Even though I know deep down that I'm loved, I constantly feel like I'm searching for something more.
When I speak of being alone, I'm not referring to the lack of presence of another individual. I'm alluding to feelings of loneliness within my inner mind. I like to describe loneliness as an emotion in itself.
It can be unpleasant in nature in which there are feelings of disconnection from others. Physically, I can be surrounded by a group of friends, but deep down feel as though there's something missing. For me, these feelings come in waves and can be extremely unpredictable.
I consider myself to be an outgoing individual, but I struggle in finding like-minded people. I actively find myself searching for people who understand me from an emotional standpoint. It's important for my friendships to be centered around genuine connections in order for me to combat these feelings of loneliness. My openness and willingness to allow new people into my life attracts a wide array of people but doesn't always result in the close connections I desire. While communicating with people comes naturally to me, I would find myself creating these almost artificial-like friendships with forced conversations that made the loneliness feel more real.
Ironically, my desires to create these close connections that I speak of has me in this vicious cycle of pushing people away due to a past experience of failed friendships. My failed friendships have created feelings of anxiety towards meeting new people and an overall lack of trust.

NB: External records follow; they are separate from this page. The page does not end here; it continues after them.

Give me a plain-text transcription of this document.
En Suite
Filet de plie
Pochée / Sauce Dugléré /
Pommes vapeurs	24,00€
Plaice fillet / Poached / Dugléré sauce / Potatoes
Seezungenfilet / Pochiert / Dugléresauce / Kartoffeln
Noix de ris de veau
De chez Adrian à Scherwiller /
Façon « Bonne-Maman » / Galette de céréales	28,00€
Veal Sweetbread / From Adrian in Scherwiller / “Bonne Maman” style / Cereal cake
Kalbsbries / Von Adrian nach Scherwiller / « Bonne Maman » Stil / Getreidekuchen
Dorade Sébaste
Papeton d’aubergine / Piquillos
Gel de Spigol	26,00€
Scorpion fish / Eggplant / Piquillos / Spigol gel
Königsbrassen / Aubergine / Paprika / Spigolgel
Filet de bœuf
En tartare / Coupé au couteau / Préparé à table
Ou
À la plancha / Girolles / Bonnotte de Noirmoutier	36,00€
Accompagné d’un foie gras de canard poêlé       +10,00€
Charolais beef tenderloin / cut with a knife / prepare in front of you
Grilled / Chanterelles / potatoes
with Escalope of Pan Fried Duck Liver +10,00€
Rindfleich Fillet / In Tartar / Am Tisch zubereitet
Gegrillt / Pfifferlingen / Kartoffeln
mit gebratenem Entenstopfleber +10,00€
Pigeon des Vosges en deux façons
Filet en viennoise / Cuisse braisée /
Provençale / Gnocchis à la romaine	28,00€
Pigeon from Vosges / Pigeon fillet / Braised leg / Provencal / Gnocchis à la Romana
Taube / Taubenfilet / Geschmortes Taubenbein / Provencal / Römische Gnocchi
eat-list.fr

I experience hyper-awareness which makes me over think every change in tone of voice or action of another. My developed skepticism makes it hard to grow healthy friendships as my first instinct has become to push them away to avoid getting hurt again.
The conflict between my desires and fears has been an on-going battle of mine. The more I search for fulfillment, the more I start to feel such intense feelings of hopelessness and self-doubt. I'm so focused on what-if scenarios, that I forget that friendships take time to develop. I've learned that patience is key in creating lasting friendships and that I should stop letting my fears control every aspect of my life.
I've realized that it's important that I go into friendships with an open mindset from this point forward. By actively searching for this sense of fulfillment, I end up becoming disappointed and pushing away potential friendships. While controlling my feelings of anxiety might be a challenge, I plan on practicing patience in meeting genuine people and cherishing those of whom I currently surround myself with.
It's great to be eager to create friendships, but forcing something that's not there creates feelings of hopelessness. If a past friendship of yours hasn't been successful, do not let that discourage you from creating mutually beneficial friendships.
In hindsight, every unsuccessful friendship is a learning experience.
These feelings of loneliness are only temporary and you will find people who are good for you and your soul.